I tried getting the IP address of my phone from what's my IP .com but I can't seem to ping that number.

:(

asked Mar 25 '12 at 19:35

4 Answers 4

In most cases (all?) an iPhone is going to be behind a NAT router/gateway of the 3G cellular provider that phone is connected to. Therefore the iPhone will not have a public IP address that you can ping. If the phone is connected to a WiFi network its likely to be acting as a NAT router as well and stop ICMP (ping) packets from reaching the device.

You're not going to be able to approach your problem from this perspective. Perhaps looking more at the Apple supplied "Find My Phone" would prove to be more productive.

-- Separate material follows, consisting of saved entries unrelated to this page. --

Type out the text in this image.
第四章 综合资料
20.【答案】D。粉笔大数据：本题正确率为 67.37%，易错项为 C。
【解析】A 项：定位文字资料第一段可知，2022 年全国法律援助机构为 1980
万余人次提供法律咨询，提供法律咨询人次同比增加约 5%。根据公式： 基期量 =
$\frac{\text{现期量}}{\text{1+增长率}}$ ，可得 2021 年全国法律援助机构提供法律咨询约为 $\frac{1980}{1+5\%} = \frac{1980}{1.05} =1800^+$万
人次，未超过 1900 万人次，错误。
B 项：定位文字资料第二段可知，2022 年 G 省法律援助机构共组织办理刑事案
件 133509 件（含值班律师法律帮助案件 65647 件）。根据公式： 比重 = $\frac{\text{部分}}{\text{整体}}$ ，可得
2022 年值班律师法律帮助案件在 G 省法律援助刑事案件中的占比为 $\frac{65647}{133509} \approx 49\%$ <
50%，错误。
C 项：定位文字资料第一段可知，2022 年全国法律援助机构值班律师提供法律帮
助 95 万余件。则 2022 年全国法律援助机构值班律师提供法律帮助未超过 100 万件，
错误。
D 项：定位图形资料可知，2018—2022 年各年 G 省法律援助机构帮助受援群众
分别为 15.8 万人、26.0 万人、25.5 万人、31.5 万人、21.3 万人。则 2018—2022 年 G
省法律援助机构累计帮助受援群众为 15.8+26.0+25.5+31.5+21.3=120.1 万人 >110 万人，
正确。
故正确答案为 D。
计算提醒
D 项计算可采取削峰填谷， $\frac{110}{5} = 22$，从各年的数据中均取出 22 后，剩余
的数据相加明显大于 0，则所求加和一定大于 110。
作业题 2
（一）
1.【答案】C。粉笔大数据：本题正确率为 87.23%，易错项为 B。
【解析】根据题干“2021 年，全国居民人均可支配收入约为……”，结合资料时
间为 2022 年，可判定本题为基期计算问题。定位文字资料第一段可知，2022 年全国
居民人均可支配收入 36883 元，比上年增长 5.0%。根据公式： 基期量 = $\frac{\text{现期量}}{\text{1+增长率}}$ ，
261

answered Mar 25 '12 at 19:41

1

  • Many operators provide special M2M sims which get public IP address.

    May 7 '14 at 8:33

You can try the opposite. Create or buy a background-capable location based app which updates a database when the device is on and the app is live. Then just check the time stamps in the database.

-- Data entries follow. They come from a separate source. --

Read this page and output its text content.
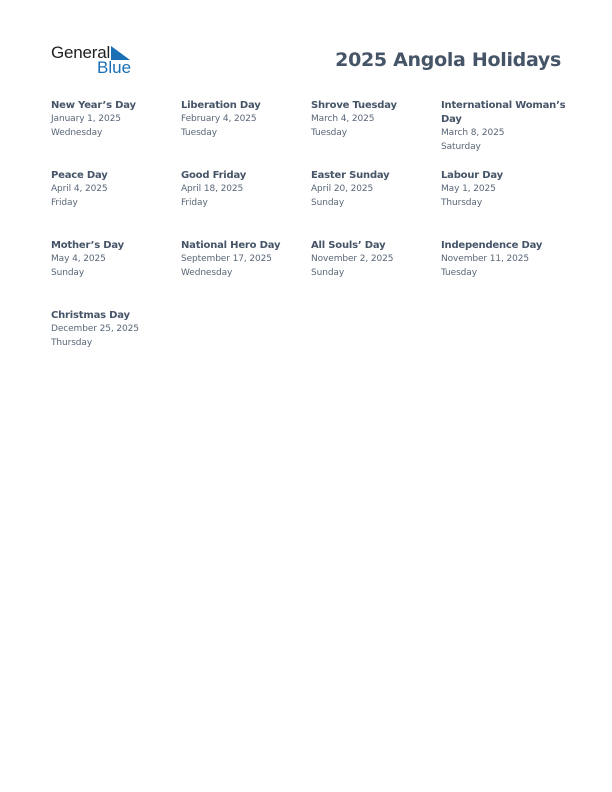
General
Blue	2025 Angola Holidays
New Year’s Day
January 1, 2025
Wednesday
Liberation Day
February 4, 2025
Tuesday
Shrove Tuesday
March 4, 2025
Tuesday
International Woman’s Day
March 8, 2025
Saturday
Peace Day
April 4, 2025
Friday
Good Friday
April 18, 2025
Friday
Easter Sunday
April 20, 2025
Sunday
Labour Day
May 1, 2025
Thursday
Mother’s Day
May 4, 2025
Sunday
National Hero Day
September 17, 2025
Wednesday
All Souls’ Day
November 2, 2025
Sunday
Independence Day
November 11, 2025
Tuesday
Christmas Day
December 25, 2025
Thursday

answered Mar 25 '12 at 19:54

4

  • An "You can" is always better than a "You can't." I suppose I could right my own app to ping in the opposite direction. Ha, ha... I was thinking about myself primarily, my battery is always dying on my phone. Perhaps I could include the current battery level in the app so I can put the status "Dead Battery" up.

    Mar 25 '12 at 21:49

  • @NoMoreZealots fair enough, but the question was to ask if an iPhone could be "pinged".

    Mar 26 '12 at 0:27

  • @Damien : I just tried, and within my local WIFI LAN, the answer was yes, the iPhone responds to an ICMP ping to its local IP address. Not sure if this will work on cellular if you just happen to be connected to the same cell tower. Past a NAT firewall, no.

    Mar 26 '12 at 1:55

  • @hotpaw2 Even if connected to same cell tower; you won't be able to ping an iPhone. The phone company will route all iPhone traffic through a NAT gateway to save on public IP addresses. Different story for those 3G usb-dongle devices - they usually are allocated a public IP address for the time they are live. Your suggestion around re: a specific app is a good one but you would be relying on the user running the app and iOS watchdog not stopping it if memory conditions on the phone get tight. In practice it wouldn't be reliable in for this type of situation.

    Mar 26 '12 at 3:47

I just tried against an iPhone Xs Max OS 13.3 on the same Wifi network as my Macbook. I checked the iPhone IP on its display, this is just to test the "ping the iPhone" concept.

  • ping <IP> does not work
  • but this works nmap -Pn <IP>.

answered Jan 13 '20 at 1:02

If you dont mind jail breaking iPhone. You can install openSSH and try ssh for each iphone. Problem with this is they must be in the wifi network.